14:30 〜 14:45
[MIS12-03] 機械学習を用いたLC-TEMその場観察における核生成検出と結晶成長速度測定
キーワード:透過電子顕微鏡、溶液成長、機械学習、粒子検出、成長速度
The nucleation of crystals is the first stage of crystallization and the origin of all materials. There are numerous studies of the crystallization of materials. The general understanding of crystallization is summarized in the classical nucleation theory, which is an extension of a macroscopic picture to a microscopic picture. The validity of the nucleation theory on an atomic scale has been studied in vaper growth. Recently, nonclassical nucleation phenomena have been reported in solution growth. Although the development of LC-TEM has enabled us in-situ observation in solution, it is difficult to capture the stochastic nucleation phenomena. To support the detection, recording, and analysis of nucleation events during in situ observations, we developed an early detection system by machine learning for nucleation events observed using a liquid-cell transmission electron microscope.

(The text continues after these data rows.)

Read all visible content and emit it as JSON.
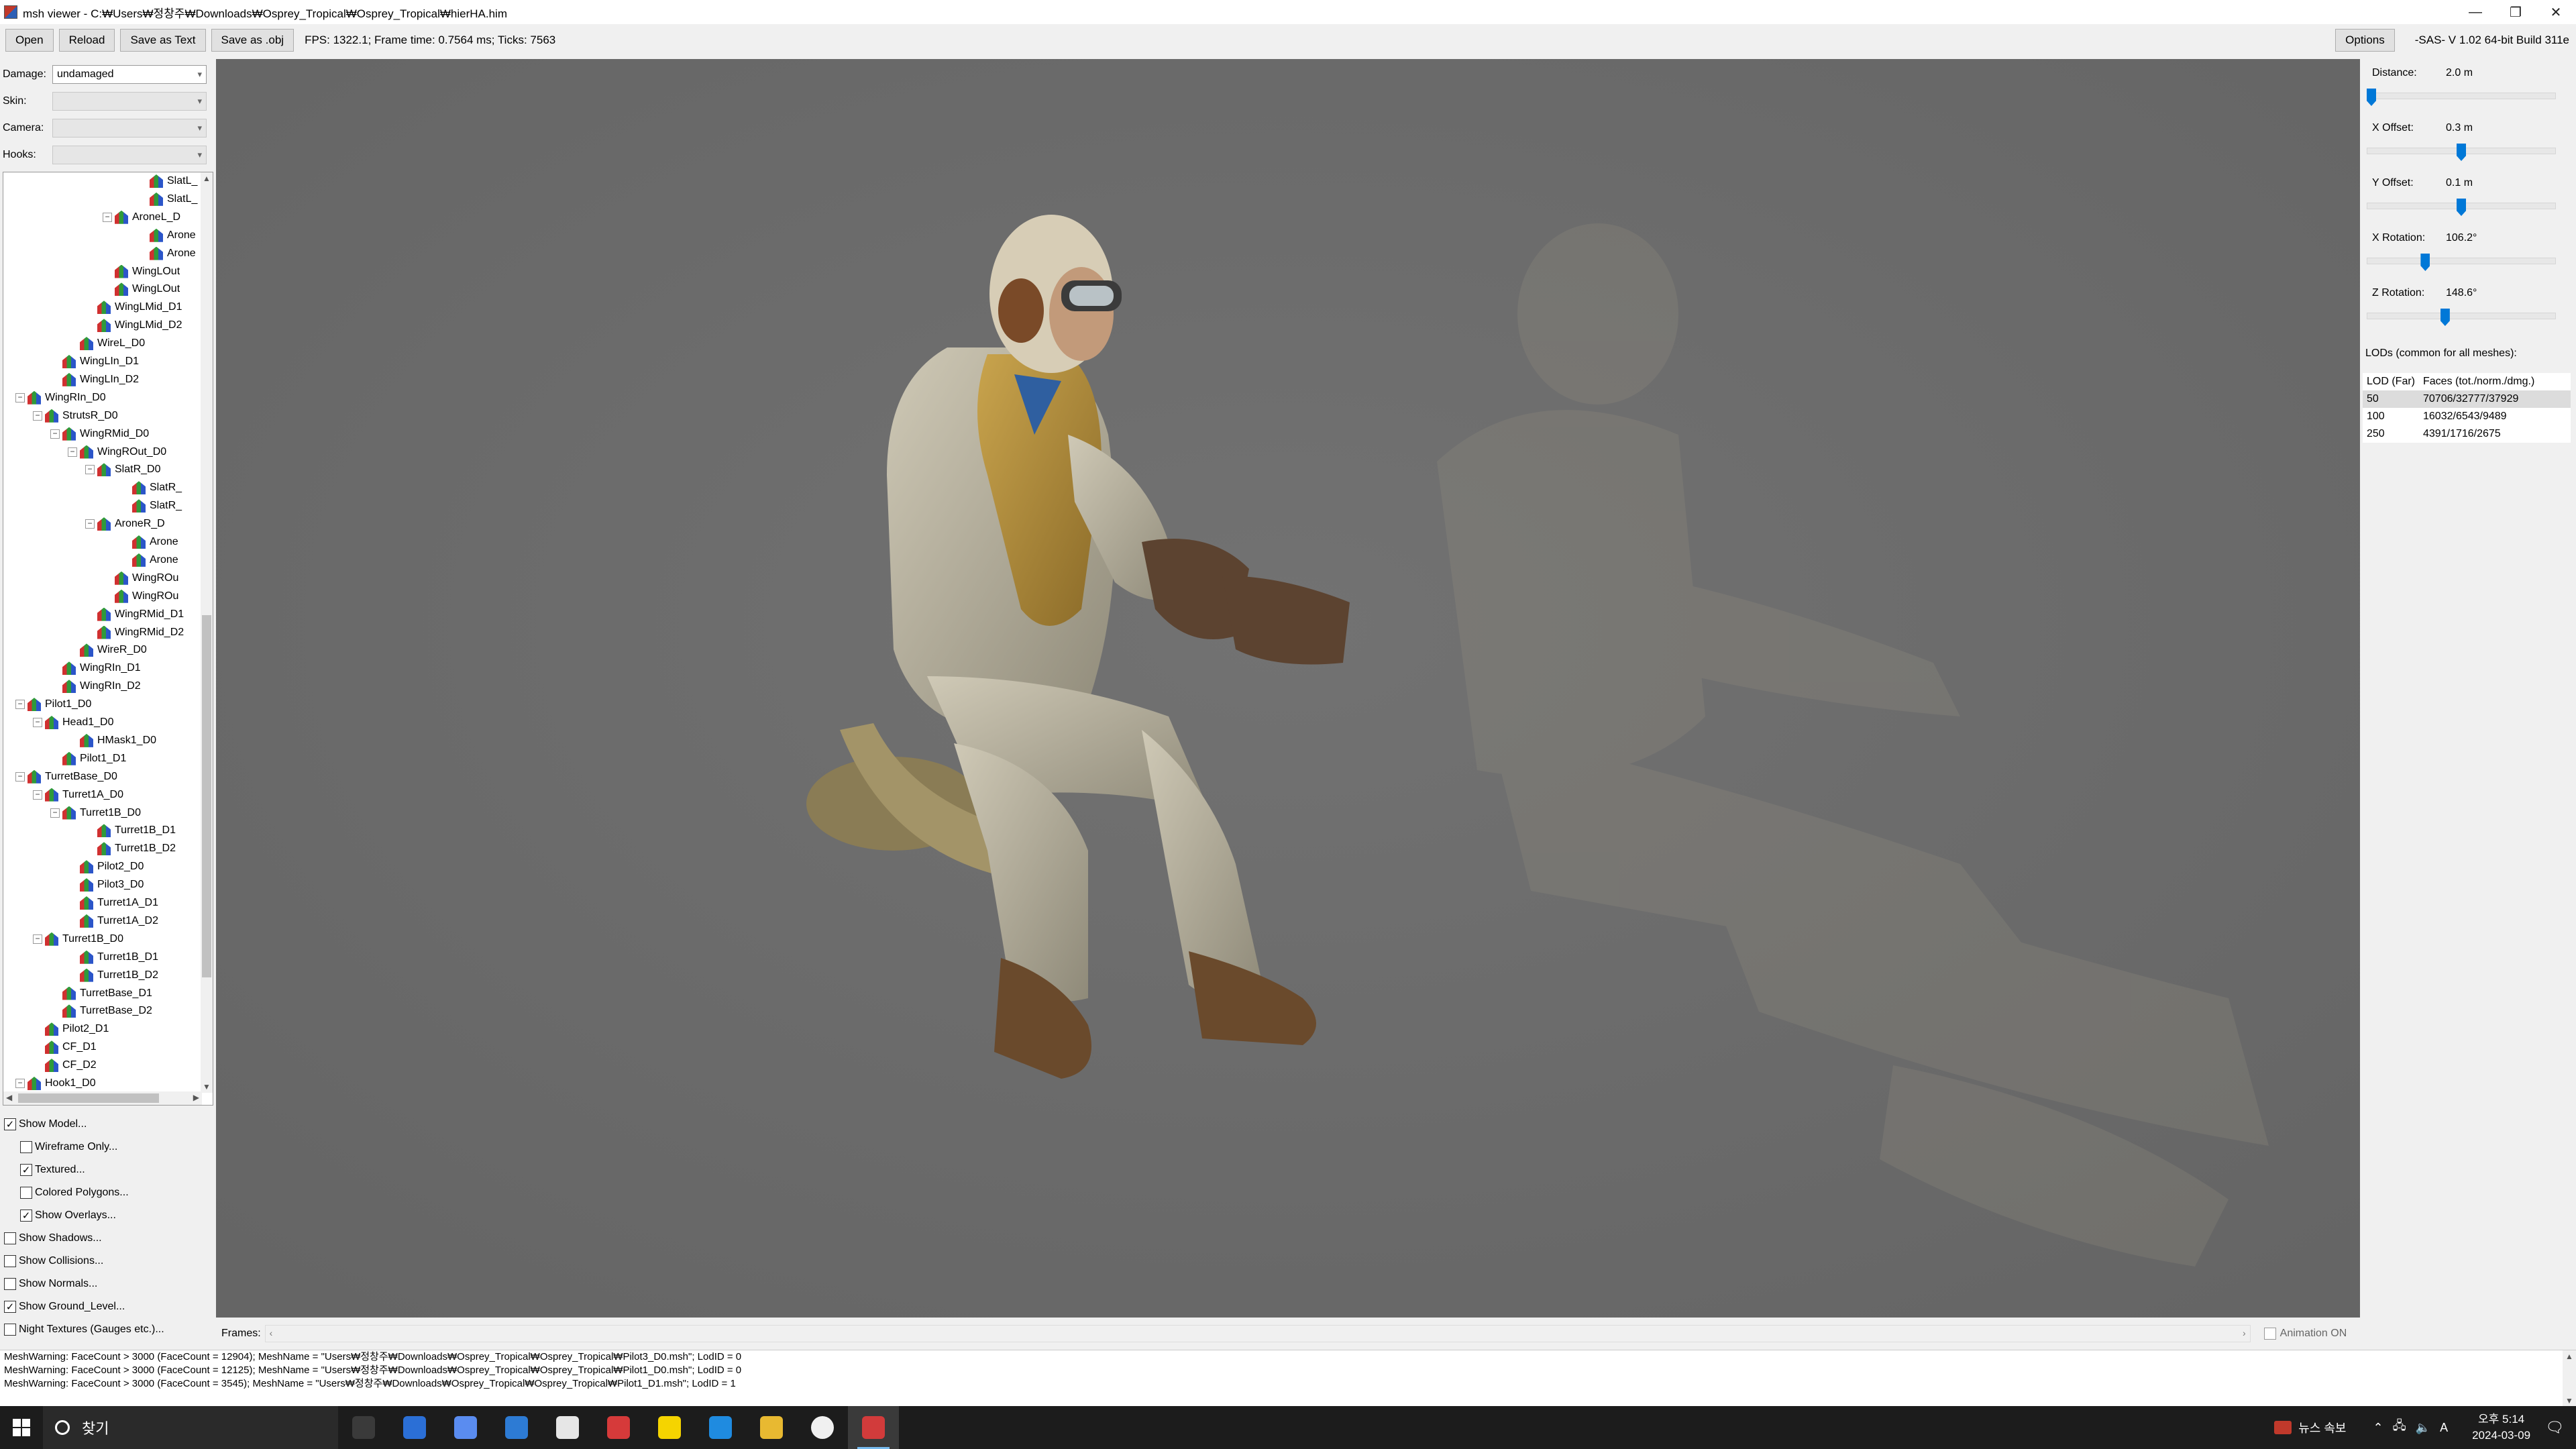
{
  "window": {
    "title": "msh viewer - C:₩Users₩정창주₩Downloads₩Osprey_Tropical₩Osprey_Tropical₩hierHA.him",
    "icon": "app-icon",
    "controls": [
      "minimize-icon",
      "maximize-icon",
      "close-icon"
    ]
  },
  "toolbar": {
    "open": "Open",
    "reload": "Reload",
    "save_text": "Save as Text",
    "save_obj": "Save as .obj",
    "fps": "FPS: 1322.1; Frame time: 0.7564 ms; Ticks: 7563",
    "options": "Options",
    "version": "-SAS- V 1.02  64-bit  Build 311e"
  },
  "left": {
    "damage_label": "Damage:",
    "damage_value": "undamaged",
    "skin_label": "Skin:",
    "skin_value": "",
    "camera_label": "Camera:",
    "camera_value": "",
    "hooks_label": "Hooks:",
    "hooks_value": ""
  },
  "tree": [
    {
      "label": "SlatL_",
      "level": 8,
      "exp": ""
    },
    {
      "label": "SlatL_",
      "level": 8,
      "exp": ""
    },
    {
      "label": "AroneL_D",
      "level": 6,
      "exp": "−"
    },
    {
      "label": "Arone",
      "level": 8,
      "exp": ""
    },
    {
      "label": "Arone",
      "level": 8,
      "exp": ""
    },
    {
      "label": "WingLOut",
      "level": 6,
      "exp": ""
    },
    {
      "label": "WingLOut",
      "level": 6,
      "exp": ""
    },
    {
      "label": "WingLMid_D1",
      "level": 5,
      "exp": ""
    },
    {
      "label": "WingLMid_D2",
      "level": 5,
      "exp": ""
    },
    {
      "label": "WireL_D0",
      "level": 4,
      "exp": ""
    },
    {
      "label": "WingLIn_D1",
      "level": 3,
      "exp": ""
    },
    {
      "label": "WingLIn_D2",
      "level": 3,
      "exp": ""
    },
    {
      "label": "WingRIn_D0",
      "level": 1,
      "exp": "−"
    },
    {
      "label": "StrutsR_D0",
      "level": 2,
      "exp": "−"
    },
    {
      "label": "WingRMid_D0",
      "level": 3,
      "exp": "−"
    },
    {
      "label": "WingROut_D0",
      "level": 4,
      "exp": "−"
    },
    {
      "label": "SlatR_D0",
      "level": 5,
      "exp": "−"
    },
    {
      "label": "SlatR_",
      "level": 7,
      "exp": ""
    },
    {
      "label": "SlatR_",
      "level": 7,
      "exp": ""
    },
    {
      "label": "AroneR_D",
      "level": 5,
      "exp": "−"
    },
    {
      "label": "Arone",
      "level": 7,
      "exp": ""
    },
    {
      "label": "Arone",
      "level": 7,
      "exp": ""
    },
    {
      "label": "WingROu",
      "level": 6,
      "exp": ""
    },
    {
      "label": "WingROu",
      "level": 6,
      "exp": ""
    },
    {
      "label": "WingRMid_D1",
      "level": 5,
      "exp": ""
    },
    {
      "label": "WingRMid_D2",
      "level": 5,
      "exp": ""
    },
    {
      "label": "WireR_D0",
      "level": 4,
      "exp": ""
    },
    {
      "label": "WingRIn_D1",
      "level": 3,
      "exp": ""
    },
    {
      "label": "WingRIn_D2",
      "level": 3,
      "exp": ""
    },
    {
      "label": "Pilot1_D0",
      "level": 1,
      "exp": "−"
    },
    {
      "label": "Head1_D0",
      "level": 2,
      "exp": "−"
    },
    {
      "label": "HMask1_D0",
      "level": 4,
      "exp": ""
    },
    {
      "label": "Pilot1_D1",
      "level": 3,
      "exp": ""
    },
    {
      "label": "TurretBase_D0",
      "level": 1,
      "exp": "−"
    },
    {
      "label": "Turret1A_D0",
      "level": 2,
      "exp": "−"
    },
    {
      "label": "Turret1B_D0",
      "level": 3,
      "exp": "−"
    },
    {
      "label": "Turret1B_D1",
      "level": 5,
      "exp": ""
    },
    {
      "label": "Turret1B_D2",
      "level": 5,
      "exp": ""
    },
    {
      "label": "Pilot2_D0",
      "level": 4,
      "exp": ""
    },
    {
      "label": "Pilot3_D0",
      "level": 4,
      "exp": ""
    },
    {
      "label": "Turret1A_D1",
      "level": 4,
      "exp": ""
    },
    {
      "label": "Turret1A_D2",
      "level": 4,
      "exp": ""
    },
    {
      "label": "Turret1B_D0",
      "level": 2,
      "exp": "−"
    },
    {
      "label": "Turret1B_D1",
      "level": 4,
      "exp": ""
    },
    {
      "label": "Turret1B_D2",
      "level": 4,
      "exp": ""
    },
    {
      "label": "TurretBase_D1",
      "level": 3,
      "exp": ""
    },
    {
      "label": "TurretBase_D2",
      "level": 3,
      "exp": ""
    },
    {
      "label": "Pilot2_D1",
      "level": 2,
      "exp": ""
    },
    {
      "label": "CF_D1",
      "level": 2,
      "exp": ""
    },
    {
      "label": "CF_D2",
      "level": 2,
      "exp": ""
    },
    {
      "label": "Hook1_D0",
      "level": 1,
      "exp": "−"
    }
  ],
  "checkboxes": [
    {
      "label": "Show Model...",
      "checked": true,
      "indent": 0
    },
    {
      "label": "Wireframe Only...",
      "checked": false,
      "indent": 1
    },
    {
      "label": "Textured...",
      "checked": true,
      "indent": 1
    },
    {
      "label": "Colored Polygons...",
      "checked": false,
      "indent": 1
    },
    {
      "label": "Show Overlays...",
      "checked": true,
      "indent": 1
    },
    {
      "label": "Show Shadows...",
      "checked": false,
      "indent": 0
    },
    {
      "label": "Show Collisions...",
      "checked": false,
      "indent": 0
    },
    {
      "label": "Show Normals...",
      "checked": false,
      "indent": 0
    },
    {
      "label": "Show Ground_Level...",
      "checked": true,
      "indent": 0
    },
    {
      "label": "Night Textures (Gauges etc.)...",
      "checked": false,
      "indent": 0
    }
  ],
  "frames": {
    "label": "Frames:",
    "animation": "Animation ON"
  },
  "right": {
    "sliders": [
      {
        "name": "Distance:",
        "value": "2.0 m",
        "fraction": 0.0
      },
      {
        "name": "X Offset:",
        "value": "0.3 m",
        "fraction": 0.5
      },
      {
        "name": "Y Offset:",
        "value": "0.1 m",
        "fraction": 0.5
      },
      {
        "name": "X Rotation:",
        "value": "106.2°",
        "fraction": 0.3
      },
      {
        "name": "Z Rotation:",
        "value": "148.6°",
        "fraction": 0.41
      }
    ],
    "lods_title": "LODs (common for all meshes):",
    "lod_headers": [
      "LOD (Far)",
      "Faces (tot./norm./dmg.)"
    ],
    "lods": [
      {
        "lod": "50",
        "faces": "70706/32777/37929",
        "selected": true
      },
      {
        "lod": "100",
        "faces": "16032/6543/9489",
        "selected": false
      },
      {
        "lod": "250",
        "faces": "4391/1716/2675",
        "selected": false
      }
    ]
  },
  "log": [
    "MeshWarning: FaceCount > 3000 (FaceCount = 12904); MeshName = \"Users₩정창주₩Downloads₩Osprey_Tropical₩Osprey_Tropical₩Pilot3_D0.msh\"; LodID = 0",
    "MeshWarning: FaceCount > 3000 (FaceCount = 12125); MeshName = \"Users₩정창주₩Downloads₩Osprey_Tropical₩Osprey_Tropical₩Pilot1_D0.msh\"; LodID = 0",
    "MeshWarning: FaceCount > 3000 (FaceCount = 3545); MeshName = \"Users₩정창주₩Downloads₩Osprey_Tropical₩Osprey_Tropical₩Pilot1_D1.msh\"; LodID = 1"
  ],
  "taskbar": {
    "search": "찾기",
    "news": "뉴스 속보",
    "time": "오후 5:14",
    "date": "2024-03-09",
    "apps": [
      "task-view-icon",
      "store-icon",
      "copilot-icon",
      "mail-icon",
      "game-icon",
      "security-icon",
      "kakaotalk-icon",
      "edge-icon",
      "file-explorer-icon",
      "chrome-icon",
      "msh-viewer-icon"
    ]
  },
  "colors": {
    "viewport_bg": "#6b6b6b",
    "accent": "#0078d7",
    "taskbar_bg": "#1c1c1c"
  }
}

Detectability was achieved using the machine learning equivalent of detection by humans watching a video numerous times. Our developed detection system was applied to the nucleation of sodium chloride crystals from a saturated acetone solution of sodium chlorate by electron-beam radiolysis. Nanoparticles with a radius of greater than 150 nm were detected in a viewing area of 12 um x 12 um by the detection system. The use of machine learning enabled the detection of numerous nanometer sized nuclei. The nucleation rate estimated from the machine-learning-based detection was of the same order as that estimated from the detection using manual procedures. The analysis of the change in the size of the growing particles as a function of time suggested that the crystal phase of the particles with a radius smaller than 400 nm differed from that of the crystals larger than 400 nm.